Functional Scientific Project Execution

Primary LanguagePython

FSPX - Functional Scientific Project Execution

Scientific calculations are very often carried out in an iterative fashion. However, in a more complex project it can become difficult to recreate all steps that lead up to a result or to recalculate parts of the project with changed parameters. FSPX is an experimental attempt to formalize the compute environment and keep track of data input and output. This is done by means of cryptographic hashes, which allow us to determine which jobs in a project need to be recalculated.

Basic Concept

A project consists of one or more jobs. These jobs can depend on each other. A job is a function that takes zero or more inputs (simple files) and produces one or more outputs (files). Job scripts (i.e. the functions) are represented by Nix store paths. The input and output files are kept in a content addressed storage and are hashed with a SHA256 checksum. If the function, an input, or an output changes, all jobs and dependent jobs need to be recalculated.

Usage

In the first step we need to create a config file for the project. The config makes use of the nix module system:

{ pkgs, ... } :
{
  workdir = "/tmp/fspx";
  dstore = "./dstore";
  jobsets = {
    pre-run = {
      outputs = [ "data" ];
      jobScript = pkgs.writeShellScript "run"
      ''
	echo "1 2 3" > data
      '';
    };

    sum = {
      inputs = {
        ":data" = null;
      };
      outputs = [ "sum" ];
      env = pkgs.coreutils;
      jobScript = pkgs.writeShellScript "run"
        ''
          s=0;
          for i in $(cat inputs/data); do
            s=$(($s+$i))
          done;
          echo $s > sum
        '';
    };
  };
}

In this simple example we have a job named pre-run, which creates the data file named "data" and second job named sum, which sums up the numbers in data. Note that the input name in the job sum is prefix with ":". This means: take "data" from another job output. The job sum thus depends on the job pre-run. If something in pre-run changes, sum and pre-run will be automatically recalculated.

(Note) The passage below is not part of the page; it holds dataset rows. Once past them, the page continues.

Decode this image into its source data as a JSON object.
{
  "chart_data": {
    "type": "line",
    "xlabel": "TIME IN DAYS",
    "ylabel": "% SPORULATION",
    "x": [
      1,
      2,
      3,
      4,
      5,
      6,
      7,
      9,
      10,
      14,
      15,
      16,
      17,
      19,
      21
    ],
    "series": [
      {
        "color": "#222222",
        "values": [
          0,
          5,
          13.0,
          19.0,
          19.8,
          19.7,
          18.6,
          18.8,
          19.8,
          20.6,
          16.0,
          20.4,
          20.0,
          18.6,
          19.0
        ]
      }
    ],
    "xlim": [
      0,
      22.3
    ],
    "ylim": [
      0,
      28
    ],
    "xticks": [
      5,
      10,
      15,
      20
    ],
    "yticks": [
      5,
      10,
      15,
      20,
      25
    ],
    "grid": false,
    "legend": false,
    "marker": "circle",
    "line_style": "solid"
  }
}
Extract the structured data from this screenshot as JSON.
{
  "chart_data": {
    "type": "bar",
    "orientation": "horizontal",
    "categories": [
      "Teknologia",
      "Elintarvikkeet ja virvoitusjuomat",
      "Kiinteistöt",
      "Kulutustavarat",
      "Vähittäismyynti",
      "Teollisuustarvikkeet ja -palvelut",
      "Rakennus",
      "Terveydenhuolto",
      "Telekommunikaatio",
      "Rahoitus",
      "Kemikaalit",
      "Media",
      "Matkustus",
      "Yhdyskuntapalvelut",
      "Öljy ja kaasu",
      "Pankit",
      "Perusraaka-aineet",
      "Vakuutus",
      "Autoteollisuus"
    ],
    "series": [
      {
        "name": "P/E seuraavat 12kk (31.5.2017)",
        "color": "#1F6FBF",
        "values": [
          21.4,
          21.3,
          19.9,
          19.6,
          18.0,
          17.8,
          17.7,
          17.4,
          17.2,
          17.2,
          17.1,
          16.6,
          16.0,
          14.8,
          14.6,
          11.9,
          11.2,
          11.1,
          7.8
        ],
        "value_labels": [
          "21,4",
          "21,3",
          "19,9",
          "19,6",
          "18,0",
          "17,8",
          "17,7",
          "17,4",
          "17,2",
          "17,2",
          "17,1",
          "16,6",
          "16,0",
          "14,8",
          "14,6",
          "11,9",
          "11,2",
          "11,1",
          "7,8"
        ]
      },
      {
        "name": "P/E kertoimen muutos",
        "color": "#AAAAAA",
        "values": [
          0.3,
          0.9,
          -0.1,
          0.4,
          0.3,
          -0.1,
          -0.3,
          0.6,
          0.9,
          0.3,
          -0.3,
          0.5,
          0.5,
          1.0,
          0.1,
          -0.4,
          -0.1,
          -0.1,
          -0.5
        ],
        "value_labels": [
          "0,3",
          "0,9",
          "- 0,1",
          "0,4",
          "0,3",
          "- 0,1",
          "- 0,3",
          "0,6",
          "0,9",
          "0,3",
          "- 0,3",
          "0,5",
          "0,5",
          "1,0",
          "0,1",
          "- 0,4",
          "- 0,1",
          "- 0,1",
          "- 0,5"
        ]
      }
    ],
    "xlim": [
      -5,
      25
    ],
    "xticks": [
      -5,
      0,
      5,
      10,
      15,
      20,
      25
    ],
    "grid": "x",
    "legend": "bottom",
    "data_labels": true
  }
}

We can now build the project configuation with:

fspx build ./config.nix

This will create a directory .fspx/cfg, which points to the nix store and contains the project configuration in project.json.

Next, we need to run all jobs:

fspx run

This now creates the outputs of each job, outputs/data and outputs/sum as well as .fspx/pre-run.manifest and .fspx/sum.manifest, which record the state of inputs outputs and all job scripts.

With

fspx check

one can verify, that all jobs in the project are valid.